Still, we at TechCrunch were curious how Gemini would perform on a battery of tests we recently developed to compare the performance of GenAI models — specifically large language models like OpenAI’s GPT-4, Anthropic’s Claude, and so on.

There’s no shortage of benchmarks to assess GenAI models. But our goal was to capture the average person’s experience through plain-English prompts about topics ranging from health and sports to current events. Ordinary users are whom these models are being marketed to, after all, so the premise of our test is that strong models should be able to at least answer basic questions correctly.

Background on Gemini

Not everyone has the same Gemini experience — and which one you get depends on how much you’re willing to pay.

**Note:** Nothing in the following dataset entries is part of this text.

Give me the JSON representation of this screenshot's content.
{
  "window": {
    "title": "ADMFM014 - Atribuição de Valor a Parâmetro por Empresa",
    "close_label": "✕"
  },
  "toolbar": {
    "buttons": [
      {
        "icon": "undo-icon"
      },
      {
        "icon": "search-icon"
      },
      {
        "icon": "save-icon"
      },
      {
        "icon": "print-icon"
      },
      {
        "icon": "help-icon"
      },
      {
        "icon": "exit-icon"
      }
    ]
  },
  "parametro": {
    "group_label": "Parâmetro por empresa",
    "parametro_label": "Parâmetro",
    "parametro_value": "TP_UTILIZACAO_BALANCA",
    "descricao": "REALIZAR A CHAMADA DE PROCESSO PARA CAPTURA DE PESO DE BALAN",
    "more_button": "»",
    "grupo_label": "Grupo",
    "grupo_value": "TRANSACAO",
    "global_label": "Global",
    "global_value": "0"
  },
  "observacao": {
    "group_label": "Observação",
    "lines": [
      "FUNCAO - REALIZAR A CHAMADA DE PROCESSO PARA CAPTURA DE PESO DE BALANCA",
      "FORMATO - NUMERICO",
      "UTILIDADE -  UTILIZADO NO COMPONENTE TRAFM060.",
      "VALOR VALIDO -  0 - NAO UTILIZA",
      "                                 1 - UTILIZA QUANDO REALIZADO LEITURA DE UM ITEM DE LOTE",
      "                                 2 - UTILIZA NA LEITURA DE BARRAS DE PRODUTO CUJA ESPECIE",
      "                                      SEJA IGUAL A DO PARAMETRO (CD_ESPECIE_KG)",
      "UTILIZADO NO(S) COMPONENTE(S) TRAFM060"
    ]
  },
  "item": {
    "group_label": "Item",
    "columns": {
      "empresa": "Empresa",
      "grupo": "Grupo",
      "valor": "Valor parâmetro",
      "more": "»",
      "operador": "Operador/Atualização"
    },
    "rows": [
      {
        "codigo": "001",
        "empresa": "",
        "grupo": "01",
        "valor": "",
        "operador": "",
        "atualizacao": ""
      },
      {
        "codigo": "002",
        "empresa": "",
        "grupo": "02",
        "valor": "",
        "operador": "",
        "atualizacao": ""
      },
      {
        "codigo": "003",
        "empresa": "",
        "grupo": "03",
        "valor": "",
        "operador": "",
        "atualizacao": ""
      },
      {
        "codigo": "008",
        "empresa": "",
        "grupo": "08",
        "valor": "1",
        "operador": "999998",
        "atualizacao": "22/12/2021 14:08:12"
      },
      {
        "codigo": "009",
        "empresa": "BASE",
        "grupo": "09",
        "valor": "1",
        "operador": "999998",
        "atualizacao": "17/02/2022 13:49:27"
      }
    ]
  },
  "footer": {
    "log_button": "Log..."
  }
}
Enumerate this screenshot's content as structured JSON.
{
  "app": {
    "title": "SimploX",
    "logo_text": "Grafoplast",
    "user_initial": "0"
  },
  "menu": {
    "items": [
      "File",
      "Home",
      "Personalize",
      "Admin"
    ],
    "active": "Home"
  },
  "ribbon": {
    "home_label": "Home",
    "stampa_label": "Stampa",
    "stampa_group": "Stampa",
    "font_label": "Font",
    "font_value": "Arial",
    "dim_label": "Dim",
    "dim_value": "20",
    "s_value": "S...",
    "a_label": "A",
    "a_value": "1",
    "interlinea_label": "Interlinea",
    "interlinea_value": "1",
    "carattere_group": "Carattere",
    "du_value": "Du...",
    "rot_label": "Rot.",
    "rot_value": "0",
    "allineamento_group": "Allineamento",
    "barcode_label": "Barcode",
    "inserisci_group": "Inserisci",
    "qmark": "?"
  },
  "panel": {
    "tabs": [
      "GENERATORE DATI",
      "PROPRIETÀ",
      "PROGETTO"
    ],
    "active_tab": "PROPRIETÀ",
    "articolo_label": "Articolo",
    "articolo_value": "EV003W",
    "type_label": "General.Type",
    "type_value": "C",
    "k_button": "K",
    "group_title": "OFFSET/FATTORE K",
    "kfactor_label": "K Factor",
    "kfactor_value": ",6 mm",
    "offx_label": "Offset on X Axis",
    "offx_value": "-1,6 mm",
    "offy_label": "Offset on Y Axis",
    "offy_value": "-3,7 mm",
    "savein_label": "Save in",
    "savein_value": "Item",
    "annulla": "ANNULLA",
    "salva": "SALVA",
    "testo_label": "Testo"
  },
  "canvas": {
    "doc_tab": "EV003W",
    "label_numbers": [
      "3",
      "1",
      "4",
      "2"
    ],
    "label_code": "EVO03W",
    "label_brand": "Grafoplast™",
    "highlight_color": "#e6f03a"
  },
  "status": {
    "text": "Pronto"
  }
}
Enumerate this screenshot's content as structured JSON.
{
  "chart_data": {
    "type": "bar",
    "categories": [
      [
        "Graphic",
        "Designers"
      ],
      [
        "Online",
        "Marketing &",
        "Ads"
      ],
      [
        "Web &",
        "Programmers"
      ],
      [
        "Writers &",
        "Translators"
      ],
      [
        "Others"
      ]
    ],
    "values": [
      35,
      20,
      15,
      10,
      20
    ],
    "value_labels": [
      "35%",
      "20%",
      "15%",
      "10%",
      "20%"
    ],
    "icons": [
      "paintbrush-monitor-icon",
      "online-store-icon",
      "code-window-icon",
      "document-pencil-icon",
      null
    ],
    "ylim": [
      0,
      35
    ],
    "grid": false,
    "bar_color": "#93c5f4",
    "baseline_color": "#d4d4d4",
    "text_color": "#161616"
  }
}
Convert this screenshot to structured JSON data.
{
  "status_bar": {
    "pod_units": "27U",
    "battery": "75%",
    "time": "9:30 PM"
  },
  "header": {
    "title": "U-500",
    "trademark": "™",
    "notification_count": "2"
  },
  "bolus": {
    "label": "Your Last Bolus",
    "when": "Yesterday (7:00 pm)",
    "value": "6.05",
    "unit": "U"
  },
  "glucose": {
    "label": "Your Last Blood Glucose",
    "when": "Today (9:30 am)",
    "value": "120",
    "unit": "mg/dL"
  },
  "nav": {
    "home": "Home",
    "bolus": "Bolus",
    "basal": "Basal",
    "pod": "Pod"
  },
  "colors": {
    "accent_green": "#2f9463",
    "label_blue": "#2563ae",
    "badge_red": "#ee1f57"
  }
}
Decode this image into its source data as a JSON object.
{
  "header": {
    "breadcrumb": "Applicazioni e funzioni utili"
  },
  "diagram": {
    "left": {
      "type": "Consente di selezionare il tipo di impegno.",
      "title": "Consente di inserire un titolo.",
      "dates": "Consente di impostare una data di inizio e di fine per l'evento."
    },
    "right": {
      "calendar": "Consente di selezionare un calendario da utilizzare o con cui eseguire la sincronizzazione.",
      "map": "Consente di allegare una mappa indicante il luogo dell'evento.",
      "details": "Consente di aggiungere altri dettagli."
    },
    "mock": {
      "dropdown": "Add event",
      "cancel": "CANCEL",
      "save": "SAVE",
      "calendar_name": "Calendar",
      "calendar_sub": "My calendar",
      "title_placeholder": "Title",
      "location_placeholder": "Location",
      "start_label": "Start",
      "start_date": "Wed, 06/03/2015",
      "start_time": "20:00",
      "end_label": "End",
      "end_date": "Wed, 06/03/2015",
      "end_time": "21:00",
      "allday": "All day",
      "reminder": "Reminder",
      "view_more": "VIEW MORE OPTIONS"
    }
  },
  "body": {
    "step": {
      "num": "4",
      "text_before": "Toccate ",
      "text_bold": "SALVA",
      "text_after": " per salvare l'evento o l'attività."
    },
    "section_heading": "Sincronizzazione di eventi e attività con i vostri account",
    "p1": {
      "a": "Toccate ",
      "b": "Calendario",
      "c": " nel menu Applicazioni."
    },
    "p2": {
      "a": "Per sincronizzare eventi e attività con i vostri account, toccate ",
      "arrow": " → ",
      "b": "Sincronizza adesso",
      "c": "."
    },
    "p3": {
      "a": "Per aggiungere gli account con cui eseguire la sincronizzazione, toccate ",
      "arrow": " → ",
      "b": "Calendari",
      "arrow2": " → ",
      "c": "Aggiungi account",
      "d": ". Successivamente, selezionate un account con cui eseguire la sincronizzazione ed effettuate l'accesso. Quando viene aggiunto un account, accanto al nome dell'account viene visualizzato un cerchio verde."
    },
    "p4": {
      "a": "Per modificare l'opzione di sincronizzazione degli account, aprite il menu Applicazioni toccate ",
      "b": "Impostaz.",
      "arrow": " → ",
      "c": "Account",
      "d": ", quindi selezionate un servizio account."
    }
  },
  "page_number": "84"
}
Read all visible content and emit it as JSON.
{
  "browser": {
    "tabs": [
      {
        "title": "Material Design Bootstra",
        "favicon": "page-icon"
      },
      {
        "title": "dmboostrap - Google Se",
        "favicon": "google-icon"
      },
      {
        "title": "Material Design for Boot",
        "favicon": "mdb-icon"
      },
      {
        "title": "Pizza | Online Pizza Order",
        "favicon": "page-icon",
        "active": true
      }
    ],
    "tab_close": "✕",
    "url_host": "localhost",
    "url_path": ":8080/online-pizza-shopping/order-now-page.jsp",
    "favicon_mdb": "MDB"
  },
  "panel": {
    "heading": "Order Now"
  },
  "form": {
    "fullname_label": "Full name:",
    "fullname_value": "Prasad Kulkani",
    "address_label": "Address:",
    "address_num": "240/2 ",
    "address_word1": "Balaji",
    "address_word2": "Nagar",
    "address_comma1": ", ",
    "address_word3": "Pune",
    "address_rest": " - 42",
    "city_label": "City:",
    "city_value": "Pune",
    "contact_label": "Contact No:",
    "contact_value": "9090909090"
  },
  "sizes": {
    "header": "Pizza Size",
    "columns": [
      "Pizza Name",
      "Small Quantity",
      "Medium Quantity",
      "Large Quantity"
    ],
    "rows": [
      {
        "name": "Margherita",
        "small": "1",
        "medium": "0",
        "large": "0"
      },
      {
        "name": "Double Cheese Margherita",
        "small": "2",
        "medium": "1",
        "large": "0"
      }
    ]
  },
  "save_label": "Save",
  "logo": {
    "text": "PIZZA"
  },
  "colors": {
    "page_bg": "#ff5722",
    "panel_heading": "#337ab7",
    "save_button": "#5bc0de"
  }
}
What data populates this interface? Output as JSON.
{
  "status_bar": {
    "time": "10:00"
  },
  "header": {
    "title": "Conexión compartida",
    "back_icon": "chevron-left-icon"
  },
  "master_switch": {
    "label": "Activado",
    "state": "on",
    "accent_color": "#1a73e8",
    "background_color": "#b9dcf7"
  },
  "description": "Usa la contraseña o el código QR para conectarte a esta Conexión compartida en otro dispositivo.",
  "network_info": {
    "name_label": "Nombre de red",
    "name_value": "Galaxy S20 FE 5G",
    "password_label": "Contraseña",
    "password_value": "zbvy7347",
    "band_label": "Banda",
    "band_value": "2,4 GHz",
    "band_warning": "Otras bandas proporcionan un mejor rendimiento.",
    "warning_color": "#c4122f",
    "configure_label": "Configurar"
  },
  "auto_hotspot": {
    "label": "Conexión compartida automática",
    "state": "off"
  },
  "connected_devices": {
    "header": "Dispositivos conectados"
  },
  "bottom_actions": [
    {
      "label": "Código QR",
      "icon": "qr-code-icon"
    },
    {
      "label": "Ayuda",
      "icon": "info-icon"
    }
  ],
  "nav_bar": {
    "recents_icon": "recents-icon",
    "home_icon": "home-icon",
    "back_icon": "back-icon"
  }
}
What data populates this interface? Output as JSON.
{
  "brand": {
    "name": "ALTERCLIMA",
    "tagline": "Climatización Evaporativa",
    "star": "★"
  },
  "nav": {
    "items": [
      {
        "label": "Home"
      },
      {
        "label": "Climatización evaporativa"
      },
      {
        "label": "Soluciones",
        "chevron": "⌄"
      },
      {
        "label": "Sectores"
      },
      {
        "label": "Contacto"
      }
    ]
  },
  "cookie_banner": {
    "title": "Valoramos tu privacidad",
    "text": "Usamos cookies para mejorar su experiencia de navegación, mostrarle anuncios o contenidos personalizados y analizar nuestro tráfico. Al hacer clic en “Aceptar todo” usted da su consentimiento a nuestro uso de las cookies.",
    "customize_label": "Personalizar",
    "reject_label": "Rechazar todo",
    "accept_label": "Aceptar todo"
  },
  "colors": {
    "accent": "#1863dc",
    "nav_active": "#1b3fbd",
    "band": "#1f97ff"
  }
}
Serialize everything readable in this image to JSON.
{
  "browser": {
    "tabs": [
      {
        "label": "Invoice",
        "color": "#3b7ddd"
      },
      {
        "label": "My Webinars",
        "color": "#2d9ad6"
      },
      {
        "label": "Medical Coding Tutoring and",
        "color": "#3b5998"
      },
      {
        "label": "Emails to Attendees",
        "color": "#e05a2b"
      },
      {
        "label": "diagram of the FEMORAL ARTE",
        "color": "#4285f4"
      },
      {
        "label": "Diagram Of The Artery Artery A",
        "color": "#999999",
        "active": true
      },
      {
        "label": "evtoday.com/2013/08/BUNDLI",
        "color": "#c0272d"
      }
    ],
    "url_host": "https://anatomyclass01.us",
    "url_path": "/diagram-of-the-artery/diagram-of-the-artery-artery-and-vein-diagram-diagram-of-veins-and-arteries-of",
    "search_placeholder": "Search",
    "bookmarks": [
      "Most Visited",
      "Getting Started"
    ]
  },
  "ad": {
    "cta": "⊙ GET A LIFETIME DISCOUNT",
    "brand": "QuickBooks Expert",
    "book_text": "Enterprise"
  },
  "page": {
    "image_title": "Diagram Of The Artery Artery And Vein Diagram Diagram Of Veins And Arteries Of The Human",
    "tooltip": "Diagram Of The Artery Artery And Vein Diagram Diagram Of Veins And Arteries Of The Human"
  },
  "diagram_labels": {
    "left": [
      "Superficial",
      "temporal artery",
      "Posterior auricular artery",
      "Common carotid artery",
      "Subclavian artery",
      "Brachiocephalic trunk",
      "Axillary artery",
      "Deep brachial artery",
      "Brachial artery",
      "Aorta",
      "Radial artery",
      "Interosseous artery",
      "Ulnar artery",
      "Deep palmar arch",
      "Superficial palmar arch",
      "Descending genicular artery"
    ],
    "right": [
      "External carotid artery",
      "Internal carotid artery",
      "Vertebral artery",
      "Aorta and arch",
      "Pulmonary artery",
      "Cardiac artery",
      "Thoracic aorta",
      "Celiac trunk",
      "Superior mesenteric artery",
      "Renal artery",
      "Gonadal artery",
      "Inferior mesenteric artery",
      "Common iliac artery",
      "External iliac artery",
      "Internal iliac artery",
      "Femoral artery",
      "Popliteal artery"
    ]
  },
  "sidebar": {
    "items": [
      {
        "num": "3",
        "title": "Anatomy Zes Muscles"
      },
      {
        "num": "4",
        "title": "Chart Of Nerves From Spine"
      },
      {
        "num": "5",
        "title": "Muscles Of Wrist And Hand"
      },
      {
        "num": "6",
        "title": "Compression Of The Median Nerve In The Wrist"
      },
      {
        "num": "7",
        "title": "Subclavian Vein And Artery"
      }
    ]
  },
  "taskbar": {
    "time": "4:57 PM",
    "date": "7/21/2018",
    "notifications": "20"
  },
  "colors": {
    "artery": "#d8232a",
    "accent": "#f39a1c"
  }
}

Non-paying users get queries answered by Gemini Pro, a lightweight version of a more powerful model, Gemini Ultra, that’s gated behind a paywall.

Access to Gemini Ultra through what Google calls Gemini Advanced requires subscribing to the Google One AI Premium Plan, priced at $20 per month. Ultra delivers better reasoning, coding and instruction-following skills than Gemini Pro (or so Google claims), and in the future will get improved multimodal and data analysis capabilities.

The AI Premium Plan also connects Gemini to your wider Google Workspace account — think emails in Gmail, documents in Docs, presentations in Sheets and Google Meet recordings. That’s useful for, say, summarizing emails or having Gemini capture notes during a video call.

Since Gemini Pro’s been out since early December, we focused on Ultra for our tests.

Testing Gemini

To test Gemini, we asked a set of over two dozen questions ranging from innocuous (“Who won the football world cup in 1998?”) to controversial (“Is Taiwan an independent country?”). Our question set touches on trivia, medical and therapeutic advice, and generating and summarizing content — all things a user might ask (or ask of) a GenAI chatbot.

Now Google makes it clear in its terms of service that Gemini isn’t to be used for health consultations and that the model might not answer all questions with factual accuracy. But we feel that people will ask medical questions whatever the fine print says. And the answers are a good measure of a model’s tendency to hallucinate (i.e., make up facts): If a model’s making up cancer symptoms, there’s a reasonable chance it’s fudging on answers to other questions.

Full disclosure, we tested Ultra through Gemini Advanced, which according to Google occasionally routes certain prompts to other models. Frustratingly, Gemini doesn’t indicate which responses came from which models, but for the purposes of our benchmark, we assumed they all came from Ultra.

Questions

Evolving news stories

We started by asking Gemini Ultra two questions about current events:

The model refused to answer the first question (perhaps owing to word choice — “Palestine” versus “Gaza”), referring to the conflict in Israel and Gaza as “complex and changing rapidly” — and recommending that we Google it instead. Not the most inspiring display of knowledge, for sure.

Gemini Advanced israel
Image Credits: Google

Ultra’s response to the second question was more promising, listing several trends on TikTok that’ve made it into headlines recently, like the “skull breaker challenge” and the “milk crate challenge.” (Ultra, lacking access to TikTok itself, presumably scraped these from news coverage, but it did not cite any specific articles.)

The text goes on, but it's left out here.